Microbots capable of cleaning radioactive waste
Marie Donlon | November 01, 2019
In an effort to clean up the radioactive isotopes left behind by nuclear power plants — either following a spill or as runoff in wastewater — a team of scientists from the University of Chemistry and Technology, Prague, in the Czech Republic has developed self-propelled microbots that are capable of removing radioactive uranium.
While scientists have already developed materials capable of capturing, separating, recovering and removing radioactive uranium from water, the team from Prague has instead turned to metal organic frameworks (MOFs), which are porous compounds capable of trapping certain substances, including radioactive uranium. The team, led by researcher Martin Pumera, outfitted a rod-shaped MOF, dubbed ZIF-8, with a micromotor for rapidly capturing and removing radioactive waste.
The ZIF-8 is 1/15 the diameter of a strand of human hair and contains both iron atoms and iron oxide nanoparticles to stabilize and magnetize the rods. Additionally, catalytic platinum nanoparticles were added to one end of each of the MOF rods. There, the nanoparticles converted hydrogen peroxide “fuel” and transformed it into an oxygen bubble that thrust the MOF microbots at speeds of roughly 60 times their length per second.
Placed in simulated radioactive wastewater, the microbots reportedly captured an estimated 96% of uranium in one hour. Once captured, the MOF rods were gathered by a magnet and divested of the uranium, leaving the microbots appropriate for reuse.
This development, according to researchers, could pave the way for nuclear power to meet the world’s energy demands without the byproduct of greenhouse gases or the potential to contaminate water and thus humans and wildlife. Likewise, the microbots could help in the aftermath of another nuclear plant disaster in the vein of Chernobyl or Fukushima.
The MOF microbots are just one example of a growing trend of robots taking on tasks and jobs too dangerous for humans to undertake. Some examples of this include the United States Navy successfully testing an autonomous, robotic system that detects, identifies and destroys sea mines. This is in addition to the many security robots reportedly cropping up at airports and hospitals around the world.
The research appears in the journal ACS Nano.

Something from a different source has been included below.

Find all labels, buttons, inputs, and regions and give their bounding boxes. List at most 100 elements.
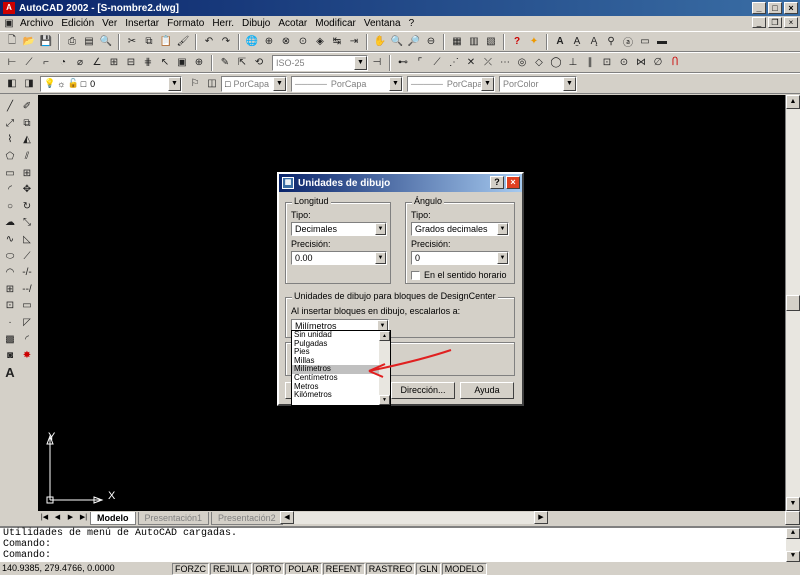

It bothers me that the article appears to confuse "radioactive waste" with "uranium." Uranium is, of course, one component of the "waste" from a thermal reactor, but there are also many fission products--the remainder after U-235 or Pu-239 are split in the fission process. I realize that this is early research, but many nuclides need to be added to the capabilities of the microbots. I used "waste" in quotes, because it is actually "used fuel," because it can be used again in fast reactors to use the rest of the energy in the initial uranium charge.
I see this development as a step in the right direction. Keeping radioactive power plants going is a mistake. We have so many nuclear waste dumps overflowing now, where is the next one going? If the microbots could be used to reduce the volume at the dumps as a start, it would be a very good development for lifetimes of employment. We need other methods of producing electricity more on a local level to reduce the transmission problems without producing by byproducts to make nuclear weapons.
In reply to #2
Randolph: Read my last sentence again, please. With reuse in a fast neutron reactor, we can get around 100 times more energy from the same uranium (because it uses so little in thermal reactors before it gets "poisoned.") This also means we have 100 times less waste that is far less radioactive, because the fast reactor uses the highly radioactive transuranic actinides for energy instead of having them in the waste stream.